General and Administrative Rate (GAR)
An indirect cost rate used to allocate company-wide management and administrative expenses across contracts, projects, or other cost objectives.
What Is a G&A Rate?
In government contracting, a G&A Rate represents the share of overall business support costs that are assigned to contract work. These are costs related to running the company as a whole, not just performing one specific contract.
Examples often include executive management, accounting, legal, human resources, and other general business operations.
Key Characteristics
An indirect cost rate
Covers company-wide administrative expenses
Applied across contracts or cost objectives
Separate from direct labor and direct material costs
Commonly used in pricing, accounting, and cost reimbursement
How It Works in Government Contracting
A G&A Rate is used during pricing, budgeting, accounting, and contract performance. Contractors calculate the total pool of general business expenses and allocate those costs over an approved base, depending on their accounting structure.

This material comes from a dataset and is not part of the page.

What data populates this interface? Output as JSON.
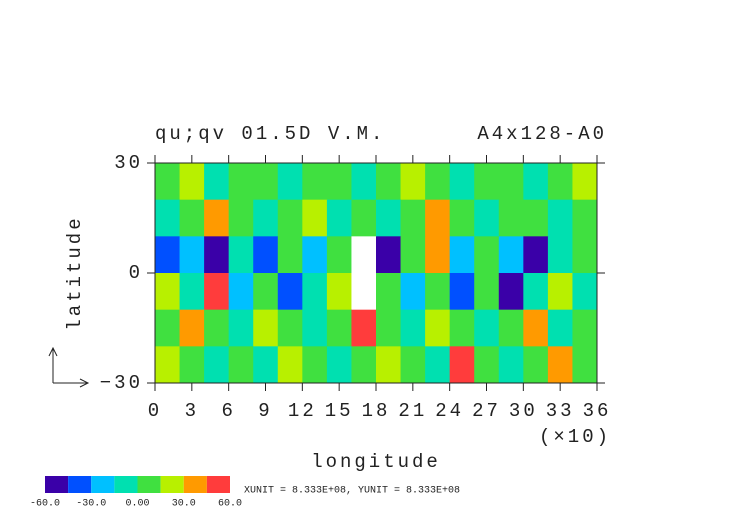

It is used by finance teams, accountants, pricing teams, contract managers, and auditors. The rate helps spread overall business management costs fairly across the work the company performs.
In practice, G&A is often one of the final indirect layers added when building a fully burdened cost or labor rate.
Regulatory Framework
G&A Rate is part of the broader government contract cost-accounting and cost-allocation framework. Its acceptability depends on whether the costs are reasonable, allocable, consistently treated, and properly supported.
The exact calculation method may vary depending on the contractor's accounting practices and contract type.
Why It Matters for Contractors
G&A Rate matters because it affects pricing, profitability, and cost recovery. If the rate is too low, the contractor may fail to recover important business operating costs. If it is too high, pricing may become less competitive.
It also matters strategically because accurate G&A treatment helps contractors build realistic proposals and maintain stronger financial control.
Common Misconceptions About G&A Rate
G&A is the same as overhead.
Overhead usually relates more directly to contract performance support, while G&A covers broader company-wide administrative costs.
G&A only applies to large businesses.
Businesses of many sizes may use a G&A Rate if they allocate company-wide indirect costs.
G&A is optional in pricing.
It is often necessary to capture the full cost of running the business.
Frequently Asked Questions
What does G&A stand for?
General and Administrative.
What kinds of costs are included in G&A?
Common examples include executive management, accounting, legal, HR, and other overall business support functions.
Why is G&A important in government contracting?
Because it helps allocate the company's general operating costs across its contracts and projects.
Who uses the G&A Rate?
Finance teams, pricing staff, accountants, contract managers, and auditors.
Related Government Contracting Topics
Indirect Cost Rate: A rate used to allocate costs that cannot be charged directly to one contract.
Overhead Rate: A rate used to allocate indirect costs tied more closely to contract performance.
Fringe Rate: A rate used to allocate employee benefit costs to labor.
Fully Burdened Rate: The total labor rate including direct labor, fringe, overhead, and G&A.
Direct Cost: A cost that can be charged directly to a specific contract or project.
Cost-Reimbursement Contract: A contract type where the government reimburses allowable incurred costs.